According to a statement issued on September 15, 2017, Equifax, noticed “suspicious activity on July 30, 2017” and “took offline the affected web application that day.” The impacted web application was a web application supporting framework, Apache Struts, ultimately used to create java-based web applications. After patching, Equifax brought the application back online.
Equifax claims it first became aware of the vulnerability sometime in May 2017.
By way of background, this vulnerability was widely disclosed on March 13, 2017. At that time, both the United States Computer Readiness Team and NIST issued “high vulnerability” warnings. More importantly, Apache actually released its open source Struts 2.5.10 General Availability release that fixed this vulnerability a month earlier on February 3, 2017.
All of this is significant given that many mid-sized and large enterprises run Open Source Software (OSS) products and unless they hire staff or retain an outside vendor specifically tasked with tracking security announcements of their deployed software products – including any OSS web-facing tools, these products will likely not be promptly patched and scenarios like what befell Equifax will continue. In other words, what happened to Equifax can very easily happen again to any number of large enterprises. There are ways to mitigate this risk that may likely prove a boon to the security industry.
In addition to relying on a battle-tested CIO, CISO, and IT team, there are numerous ways companies can mitigate against an Equifax sort of incident from knocking on their boardroom door.

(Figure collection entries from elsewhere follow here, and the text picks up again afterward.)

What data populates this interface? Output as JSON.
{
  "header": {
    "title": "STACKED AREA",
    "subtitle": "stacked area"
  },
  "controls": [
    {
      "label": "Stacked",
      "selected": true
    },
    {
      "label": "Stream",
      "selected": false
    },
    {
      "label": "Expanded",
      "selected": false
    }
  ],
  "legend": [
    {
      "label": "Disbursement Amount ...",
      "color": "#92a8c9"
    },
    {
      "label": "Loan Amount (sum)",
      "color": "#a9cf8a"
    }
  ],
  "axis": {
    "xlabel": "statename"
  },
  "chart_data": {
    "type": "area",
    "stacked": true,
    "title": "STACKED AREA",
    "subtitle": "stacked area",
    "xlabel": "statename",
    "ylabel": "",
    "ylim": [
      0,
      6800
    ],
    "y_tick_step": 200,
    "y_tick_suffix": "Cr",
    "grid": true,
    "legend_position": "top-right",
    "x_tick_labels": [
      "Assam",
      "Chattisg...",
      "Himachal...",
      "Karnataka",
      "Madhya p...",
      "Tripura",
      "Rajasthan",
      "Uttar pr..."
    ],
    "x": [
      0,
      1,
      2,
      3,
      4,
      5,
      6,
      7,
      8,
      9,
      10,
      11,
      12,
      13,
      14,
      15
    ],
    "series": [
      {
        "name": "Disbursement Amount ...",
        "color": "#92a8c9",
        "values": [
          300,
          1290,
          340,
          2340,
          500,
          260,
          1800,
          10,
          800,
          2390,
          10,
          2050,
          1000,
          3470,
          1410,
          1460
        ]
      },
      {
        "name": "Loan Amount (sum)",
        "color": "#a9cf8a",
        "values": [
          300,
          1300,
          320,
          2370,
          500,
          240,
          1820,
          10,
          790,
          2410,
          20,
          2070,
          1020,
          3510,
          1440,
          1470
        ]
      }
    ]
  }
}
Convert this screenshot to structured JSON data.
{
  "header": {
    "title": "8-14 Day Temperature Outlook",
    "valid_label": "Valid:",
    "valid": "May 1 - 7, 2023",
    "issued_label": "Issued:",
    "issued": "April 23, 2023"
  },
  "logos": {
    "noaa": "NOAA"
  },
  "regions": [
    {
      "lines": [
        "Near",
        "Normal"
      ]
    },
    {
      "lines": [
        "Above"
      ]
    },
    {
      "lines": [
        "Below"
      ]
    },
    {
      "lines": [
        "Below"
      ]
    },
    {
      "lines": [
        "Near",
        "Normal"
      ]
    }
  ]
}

For example, companies can hire inside staff or an outside vendor who considers patch management not merely a compliance check off item; evaluate how OSS is deployed and confirm who has final responsibility for patching known vulnerabilities; deploy tools to scan source code on an application level; and most important of all – trade up security priorities from being compliance driven in favor of a proactive security risk management approach that takes into account the type and amount of sensitive data processed, maintained, and transferred. There are many other ways of mitigating an Equifax risk but the above approach tends to be the one that best follows a cost-effective 80/20 approach that also satisfies regulators. Information security funds can also be wisely spent deploying a kill chain approach that actually works given it deliberately considers the evolutionary nature of security threats.
And finally, be mindful that when going out to market for new technical vendors, firm size has little correlation to the beneficial capabilities of the vendor. Some smaller security vendors have the capacity to deploy unique skills and tools unavailable to larger vendors – that has always been a little known secret of the security industry. The most effective players in this industry prefer working in small packs so it is no surprise vendors employing them often lose them within the first year after getting gobbled up by a larger vendor.
Update: July 23, 2019
On July 22, 2019, Equifax entered into a global regulatory settlement that is valued “at least $575 million, and potentially up to $700 million.”